We indexed business conditions to 2015, the first year we began these regular surveys. Until 2020, 2015 was the gold standard for a pretty lousy year for the industry, so it had been easy to see improvement in the subsequent years.
The “tale of two cities” gap between large and small shops had been looking pretty apparent, although one- to nine-employee firms appear to be a city unto themselves, leading the pack by far at least in terms of revenues—and then plummeting even more dramatically in 2020, rebounding just as dramatically in 2021, and falling almost as dramatically in 2022. 2020 and its immediate aftermath were outlier years (hopefully the last of them) so we should look at 2022 as something of a return to normalcy, and not view a slight drop in BCI as anything to get overly alarmed about.
In a normal year, smaller print businesses are able to transition to new products and technologies much more nimbly—or with more agility—than larger businesses.
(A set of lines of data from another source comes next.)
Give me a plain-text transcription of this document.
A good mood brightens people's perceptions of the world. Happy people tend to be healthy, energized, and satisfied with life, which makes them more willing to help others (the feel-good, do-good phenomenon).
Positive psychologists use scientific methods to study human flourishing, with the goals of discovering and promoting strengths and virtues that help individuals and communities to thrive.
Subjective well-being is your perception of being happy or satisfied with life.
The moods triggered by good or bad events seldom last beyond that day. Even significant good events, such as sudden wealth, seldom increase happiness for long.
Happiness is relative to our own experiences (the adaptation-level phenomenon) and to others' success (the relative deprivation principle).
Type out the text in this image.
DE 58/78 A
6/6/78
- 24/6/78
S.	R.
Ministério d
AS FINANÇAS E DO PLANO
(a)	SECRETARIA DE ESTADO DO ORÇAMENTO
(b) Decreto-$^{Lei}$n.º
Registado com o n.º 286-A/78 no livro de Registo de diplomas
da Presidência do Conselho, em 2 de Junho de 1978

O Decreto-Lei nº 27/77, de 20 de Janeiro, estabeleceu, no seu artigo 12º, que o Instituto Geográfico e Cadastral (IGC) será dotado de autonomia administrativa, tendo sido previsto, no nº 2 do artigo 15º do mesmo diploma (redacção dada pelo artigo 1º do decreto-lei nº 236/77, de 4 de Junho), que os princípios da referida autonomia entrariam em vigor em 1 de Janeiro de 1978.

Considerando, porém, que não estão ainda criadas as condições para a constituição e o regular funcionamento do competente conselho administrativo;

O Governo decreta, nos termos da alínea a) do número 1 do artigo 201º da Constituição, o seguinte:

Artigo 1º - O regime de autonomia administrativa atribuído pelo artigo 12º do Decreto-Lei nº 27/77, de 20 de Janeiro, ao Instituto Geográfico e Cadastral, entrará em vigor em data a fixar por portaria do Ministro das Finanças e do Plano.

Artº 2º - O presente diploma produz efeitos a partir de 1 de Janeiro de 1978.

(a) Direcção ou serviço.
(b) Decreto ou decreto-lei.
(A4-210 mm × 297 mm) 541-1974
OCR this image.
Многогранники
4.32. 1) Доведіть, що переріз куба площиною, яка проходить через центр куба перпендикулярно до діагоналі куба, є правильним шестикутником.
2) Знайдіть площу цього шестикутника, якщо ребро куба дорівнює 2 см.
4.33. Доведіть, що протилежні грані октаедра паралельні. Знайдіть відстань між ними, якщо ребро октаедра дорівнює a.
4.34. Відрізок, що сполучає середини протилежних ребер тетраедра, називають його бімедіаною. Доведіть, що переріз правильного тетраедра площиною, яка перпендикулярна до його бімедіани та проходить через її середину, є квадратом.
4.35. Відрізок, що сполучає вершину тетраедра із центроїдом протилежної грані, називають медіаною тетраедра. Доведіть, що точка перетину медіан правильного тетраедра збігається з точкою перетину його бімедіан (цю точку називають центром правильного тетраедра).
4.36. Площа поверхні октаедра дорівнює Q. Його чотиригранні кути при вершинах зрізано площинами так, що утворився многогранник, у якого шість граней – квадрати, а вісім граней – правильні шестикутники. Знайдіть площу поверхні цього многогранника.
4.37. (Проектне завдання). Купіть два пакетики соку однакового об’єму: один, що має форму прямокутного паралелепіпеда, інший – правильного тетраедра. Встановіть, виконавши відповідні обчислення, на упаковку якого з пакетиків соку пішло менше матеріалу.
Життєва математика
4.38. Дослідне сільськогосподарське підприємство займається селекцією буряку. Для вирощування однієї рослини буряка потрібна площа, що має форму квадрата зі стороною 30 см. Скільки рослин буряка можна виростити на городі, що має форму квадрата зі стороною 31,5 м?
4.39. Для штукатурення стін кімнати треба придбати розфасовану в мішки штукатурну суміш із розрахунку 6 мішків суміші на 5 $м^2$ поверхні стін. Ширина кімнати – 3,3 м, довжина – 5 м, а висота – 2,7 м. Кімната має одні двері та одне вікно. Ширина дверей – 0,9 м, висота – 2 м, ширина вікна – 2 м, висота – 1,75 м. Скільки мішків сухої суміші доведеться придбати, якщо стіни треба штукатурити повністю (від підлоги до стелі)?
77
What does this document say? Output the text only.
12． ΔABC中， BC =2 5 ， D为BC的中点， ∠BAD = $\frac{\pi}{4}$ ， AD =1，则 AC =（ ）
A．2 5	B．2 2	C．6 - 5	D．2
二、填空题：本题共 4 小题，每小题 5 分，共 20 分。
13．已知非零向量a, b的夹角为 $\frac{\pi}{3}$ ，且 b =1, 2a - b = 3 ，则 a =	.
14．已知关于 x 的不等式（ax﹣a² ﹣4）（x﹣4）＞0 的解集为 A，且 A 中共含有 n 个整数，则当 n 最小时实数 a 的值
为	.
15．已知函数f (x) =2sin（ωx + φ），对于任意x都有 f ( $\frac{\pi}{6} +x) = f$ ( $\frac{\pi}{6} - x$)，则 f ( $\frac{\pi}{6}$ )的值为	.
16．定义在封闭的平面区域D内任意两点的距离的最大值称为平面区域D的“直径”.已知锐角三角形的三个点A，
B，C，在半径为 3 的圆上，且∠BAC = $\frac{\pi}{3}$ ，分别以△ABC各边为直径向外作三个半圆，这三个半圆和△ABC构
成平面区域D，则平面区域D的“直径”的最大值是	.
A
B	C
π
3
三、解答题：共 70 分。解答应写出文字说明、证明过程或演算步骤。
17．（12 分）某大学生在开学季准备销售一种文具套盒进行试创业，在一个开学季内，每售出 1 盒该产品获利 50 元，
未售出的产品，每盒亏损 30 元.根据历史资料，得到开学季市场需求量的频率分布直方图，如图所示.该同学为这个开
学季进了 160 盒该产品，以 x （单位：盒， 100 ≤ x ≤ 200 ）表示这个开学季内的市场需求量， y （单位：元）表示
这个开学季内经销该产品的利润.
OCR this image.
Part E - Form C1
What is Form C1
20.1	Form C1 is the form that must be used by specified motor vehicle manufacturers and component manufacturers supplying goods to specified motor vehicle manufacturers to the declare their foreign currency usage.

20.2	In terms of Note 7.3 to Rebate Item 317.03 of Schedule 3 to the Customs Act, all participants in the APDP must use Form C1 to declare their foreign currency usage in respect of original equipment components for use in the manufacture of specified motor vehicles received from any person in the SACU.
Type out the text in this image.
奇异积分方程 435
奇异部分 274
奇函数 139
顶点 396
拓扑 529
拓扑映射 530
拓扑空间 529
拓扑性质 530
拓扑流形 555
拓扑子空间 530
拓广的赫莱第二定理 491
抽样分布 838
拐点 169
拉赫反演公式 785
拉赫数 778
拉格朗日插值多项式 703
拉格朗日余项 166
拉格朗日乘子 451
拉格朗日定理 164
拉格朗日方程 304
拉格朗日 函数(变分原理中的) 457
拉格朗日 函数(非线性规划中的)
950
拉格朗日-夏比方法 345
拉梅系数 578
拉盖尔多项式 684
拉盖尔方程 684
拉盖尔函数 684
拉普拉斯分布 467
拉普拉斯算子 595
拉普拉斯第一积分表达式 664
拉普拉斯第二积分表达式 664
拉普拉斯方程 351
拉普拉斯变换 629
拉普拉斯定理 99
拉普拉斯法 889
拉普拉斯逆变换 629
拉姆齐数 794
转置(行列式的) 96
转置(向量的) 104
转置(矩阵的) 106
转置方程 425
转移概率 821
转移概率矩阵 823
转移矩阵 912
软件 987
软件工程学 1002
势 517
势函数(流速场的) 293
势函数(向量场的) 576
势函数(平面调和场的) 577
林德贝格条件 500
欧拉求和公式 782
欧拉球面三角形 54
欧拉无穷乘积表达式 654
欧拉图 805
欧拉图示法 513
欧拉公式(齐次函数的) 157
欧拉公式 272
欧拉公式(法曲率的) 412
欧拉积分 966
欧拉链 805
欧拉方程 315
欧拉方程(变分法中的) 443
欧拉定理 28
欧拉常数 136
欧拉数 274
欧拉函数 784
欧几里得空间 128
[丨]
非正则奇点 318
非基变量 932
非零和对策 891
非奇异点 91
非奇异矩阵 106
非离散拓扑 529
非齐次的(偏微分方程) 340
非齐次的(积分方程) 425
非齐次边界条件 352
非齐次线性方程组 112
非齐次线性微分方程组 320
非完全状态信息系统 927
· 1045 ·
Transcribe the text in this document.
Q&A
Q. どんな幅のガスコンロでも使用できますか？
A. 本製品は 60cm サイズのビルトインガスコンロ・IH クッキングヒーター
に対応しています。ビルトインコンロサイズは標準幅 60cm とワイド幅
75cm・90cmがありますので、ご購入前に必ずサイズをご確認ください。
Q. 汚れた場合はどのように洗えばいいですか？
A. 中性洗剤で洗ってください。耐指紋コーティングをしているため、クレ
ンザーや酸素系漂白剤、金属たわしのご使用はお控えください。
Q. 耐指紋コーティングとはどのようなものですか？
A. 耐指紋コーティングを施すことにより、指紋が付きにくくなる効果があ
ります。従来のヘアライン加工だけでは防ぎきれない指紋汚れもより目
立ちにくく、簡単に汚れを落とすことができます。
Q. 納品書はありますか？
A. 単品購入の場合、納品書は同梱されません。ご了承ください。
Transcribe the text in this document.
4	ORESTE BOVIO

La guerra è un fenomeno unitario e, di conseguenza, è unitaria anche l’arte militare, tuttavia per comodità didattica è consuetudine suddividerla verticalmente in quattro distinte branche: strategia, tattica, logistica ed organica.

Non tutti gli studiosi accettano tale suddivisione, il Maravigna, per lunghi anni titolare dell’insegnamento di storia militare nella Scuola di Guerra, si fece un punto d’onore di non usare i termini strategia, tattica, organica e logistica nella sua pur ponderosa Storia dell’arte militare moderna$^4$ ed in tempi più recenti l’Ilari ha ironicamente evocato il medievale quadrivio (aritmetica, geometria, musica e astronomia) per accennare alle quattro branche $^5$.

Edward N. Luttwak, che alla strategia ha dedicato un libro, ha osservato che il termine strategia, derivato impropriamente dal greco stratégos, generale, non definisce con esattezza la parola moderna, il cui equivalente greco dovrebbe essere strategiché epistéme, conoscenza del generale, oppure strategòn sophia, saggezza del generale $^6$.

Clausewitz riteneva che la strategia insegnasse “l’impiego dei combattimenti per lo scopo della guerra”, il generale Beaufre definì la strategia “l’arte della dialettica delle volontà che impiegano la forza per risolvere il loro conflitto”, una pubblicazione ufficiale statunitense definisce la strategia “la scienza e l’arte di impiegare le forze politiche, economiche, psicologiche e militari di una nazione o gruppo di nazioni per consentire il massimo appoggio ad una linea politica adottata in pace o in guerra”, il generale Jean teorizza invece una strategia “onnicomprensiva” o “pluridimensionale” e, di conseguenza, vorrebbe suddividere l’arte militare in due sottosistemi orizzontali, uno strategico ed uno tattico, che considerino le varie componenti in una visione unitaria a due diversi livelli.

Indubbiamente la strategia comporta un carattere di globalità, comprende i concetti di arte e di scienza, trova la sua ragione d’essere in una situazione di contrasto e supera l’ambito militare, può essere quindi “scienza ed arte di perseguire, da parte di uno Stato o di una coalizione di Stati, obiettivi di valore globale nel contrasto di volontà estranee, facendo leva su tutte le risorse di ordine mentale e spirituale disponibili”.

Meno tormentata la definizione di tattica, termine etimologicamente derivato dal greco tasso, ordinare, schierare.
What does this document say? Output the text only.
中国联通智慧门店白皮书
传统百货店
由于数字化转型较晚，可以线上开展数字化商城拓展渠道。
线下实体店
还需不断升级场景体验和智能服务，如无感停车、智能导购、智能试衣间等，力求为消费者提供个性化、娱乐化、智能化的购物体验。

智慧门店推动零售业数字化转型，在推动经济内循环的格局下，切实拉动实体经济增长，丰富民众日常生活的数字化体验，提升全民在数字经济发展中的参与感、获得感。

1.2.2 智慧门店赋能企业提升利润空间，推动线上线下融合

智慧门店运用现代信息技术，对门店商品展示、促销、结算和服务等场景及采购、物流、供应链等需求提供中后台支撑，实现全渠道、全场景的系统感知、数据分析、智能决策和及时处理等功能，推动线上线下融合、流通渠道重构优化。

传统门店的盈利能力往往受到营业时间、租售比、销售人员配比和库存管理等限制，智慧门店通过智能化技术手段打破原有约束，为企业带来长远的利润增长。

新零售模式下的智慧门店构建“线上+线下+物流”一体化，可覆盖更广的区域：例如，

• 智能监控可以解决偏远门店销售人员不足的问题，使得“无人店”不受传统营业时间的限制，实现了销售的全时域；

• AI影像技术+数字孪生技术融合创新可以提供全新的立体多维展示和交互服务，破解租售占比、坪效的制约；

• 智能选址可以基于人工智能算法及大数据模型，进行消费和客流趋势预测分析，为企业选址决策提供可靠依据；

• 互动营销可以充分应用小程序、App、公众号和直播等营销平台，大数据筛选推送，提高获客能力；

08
And, given that they are, for the most part, all-digital shops, that helps them adapt to a changing product mix, as well as keep overhead low.
And while all of these things were what helped many print businesses transition to new kinds of products and services during the pandemic, smaller shops didn’t always have the resources to do so, and even a modest disruption in their shop volume and cashflow caused great hardship for these businesses.
Although there were few pandemic-related effects in 2022 (aside from people continuing to get sick), there was the unholy trinity of post-pandemic challenges that businesses had to deal with: the difficulty with getting supplies (mostly paper) and the cost of those supplies, employment-related challenges, and inflation.